就 WBR 这个例子而言,我们需要的所有信息其实都已经在 Excel 文件和 SQLite 数据库里了。与其手动复制粘贴每一列的含义和数据类型,甚至写好现成的 SQL 语句,为什么不能让它自己用工具搞清楚这些细节、自主写查询?如果它能自主检查 SQLite 数据库的数据类型、改写查询、验证结果,并在一切正确时自行决定停止,我们的工作将轻松许多,与 AI 的协作也会更灵活、更轻量。

从更抽象的角度看,这种能力本质上体现在两个方面。

第一,AI 需要能够调用各种工具来独立完成任务。例如,它需要知道如何用 SQLite Browser 或 Python 查看 SQLite 数据库中有哪些表、每张表的字段类型;需要知道如何用 Python 运行程序,并通过命令行输出来定位 bug。

第二,它需要能够独立地做出多步决策,从而有效推进执行。换句话说,它需要能够根据工具输出判断目标是否达成。如果没有,就要决定如何继续——是排查问题继续调试,还是说明信息不足、向人类索取更多信息。

这种高级智能在 GenAI 的远古时代(2023 年)确实很难甚至不可能实现,但今天的 LLM 已完全能够胜任。这就是使用 Agent 的能力。无论是 GPT-4、Claude 3.5 这类闭源模型,还是 Llama 3、QWen 2.5 这类开源模型,如今的 LLM 都能很好地完成工具调用。

本节课中,我们仍以 WBR 为例,但用两种不同的方式来实现,以对比不同的 AI 策略,看看它们能为我们的生活带来怎样的革命性影响。

方法一:通过 Agent 让 Llama 3.2 3B 访问私有数据

在前面的课程中,我们已经接触了 Open WebUI 的工具使用功能。工具可以弥补 AI 的局限性,而连接私有数据源是 AI 的一项重要能力。借助工具,或者说 Agent,我们可以让 Open WebUI 直接访问公司内部的私有数据,让 AI 获得更全面的背景信息,并按需智能地调用它们。

本章中,我们将演示如何利用 Agent,让 AI 在较为模糊的指令下自行查找信息以完成任务。值得一提的是,当前的 LLM 在工具调用上已经相当成熟,甚至有一些专门为工具调用做过优化的小模型。例如,本例使用的 Llama 3.2 3b 参数量仅 30 亿出头,不到最大 Llama 模型的 1%,却能在笔记本、手机乃至 IoT 边缘设备上提供足够流畅、智能的体验。

要让 Llama 3.2 在 WBR 场景下访问我们的私有数据,我们需要一个用于 SQLite 的 Open WebUI Agent。我们可以直接从 Open WebUI 社区网站下载现成的 SQLite Agent。为了演示,我也借助 Cursor 写了一个并分享在这里:https://openwebui.com/t/grapeot/yage_sqlite,可以一键部署。

需要注意的是,在 Open WebUI 这套通用接口下,针对各类数据源的 Agent 是可复用的。
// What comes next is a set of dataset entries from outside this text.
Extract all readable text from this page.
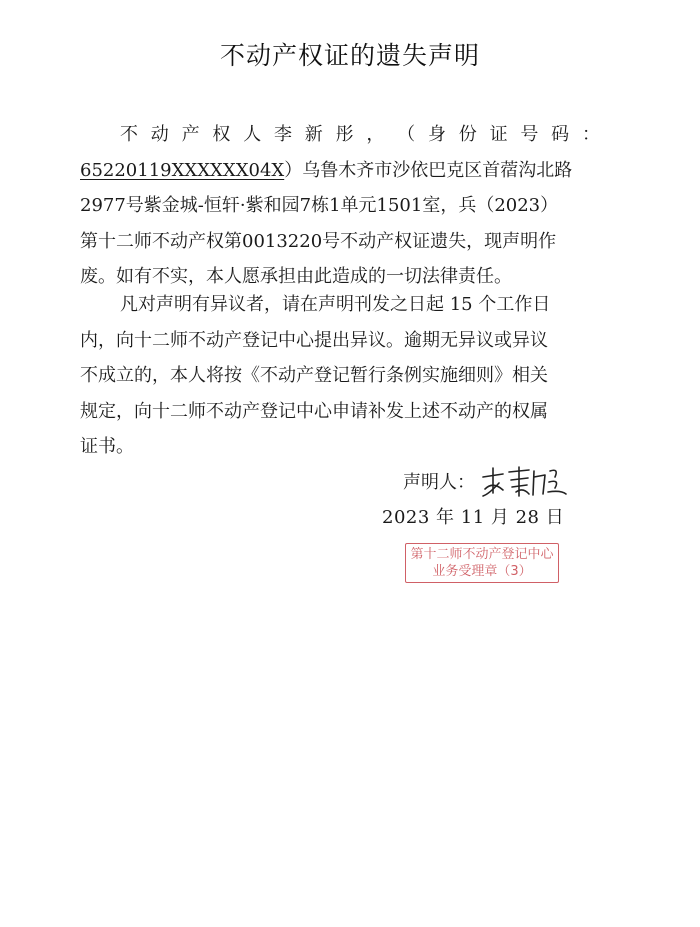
不动产权证的遗失声明
不 动 产 权 人 李 新 彤 ， （ 身 份 证 号 码 ：
65220119XXXXXX04X）乌鲁木齐市沙依巴克区首蓿沟北路
2977号紫金城-恒轩·紫和园7栋1单元1501室，兵（2023）
第十二师不动产权第0013220号不动产权证遗失，现声明作
废。如有不实，本人愿承担由此造成的一切法律责任。
凡对声明有异议者，请在声明刊发之日起 15 个工作日
内，向十二师不动产登记中心提出异议。逾期无异议或异议
不成立的，本人将按《不动产登记暂行条例实施细则》相关
规定，向十二师不动产登记中心申请补发上述不动产的权属
证书。
声明人：
2023 年 11 月 28 日
第十二师不动产登记中心
业务受理章（3）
例如以后如果想连接另一个 SQLite 数据库文件,只需修改 Agent 的设置,无需从头编写新 Agent。但如果要连接其他类型的数据库,比如 SQL Server,就需要写一个新的 Agent,不过这同样是可复用的。例如,如果有人写了 SQL Server 的 Agent 并分享到 Open WebUI 社区,我们就可以一键部署。

不过,如前面课程所述,这类 Open WebUI 接口存在显著的安全风险,因为它支持任意代码执行。在运行不是自己写的代码之前,必须做细致的安全检查,以防数据泄露或丢失。

部署好我们的 SQLite 访问 Agent 后,可以在命令行执行 ollama pull llama3.2:3b,然后刷新 Open WebUI 界面。在聊天模式中选择 Llama 3.2,点击左下角的加号按钮启用 SQLite 访问 Agent,就可以访问我们的 WBR 示例数据了。

这里跳过了配置过程,因为我们的 Agent 默认会从课程网站下载示例数据。如果你使用的是第三方 Agent,则需要配置相应的 URL,或手动下载并复制到 Open WebUI 中。

配置好聊天窗口后,我们就可以直接与 AI 对话,针对具体数据库提问。例如上图所示,我们首先询问该数据库中有哪些数据表,AI 正确回答有一个 events 表;继续询问该表有哪些字段及类型时,它也能正确作答。这说明 LLM 已经轻松地与我们的私有数据打通了。

这段对话背后发生的事情是:我们通过 Agent 向 LLM 提供了三个工具。第一个问题调用了列出所有数据表的工具,第二个问题调用了列出指定表数据格式的工具。每次回答的最后一行会显示具体调用了哪个工具。这里我们没有一步步替它收集信息,而是 LLM 自己用工具完成了回答。此外,由于 LLM 部署在本地,所有数据都留在我们自己的机器上。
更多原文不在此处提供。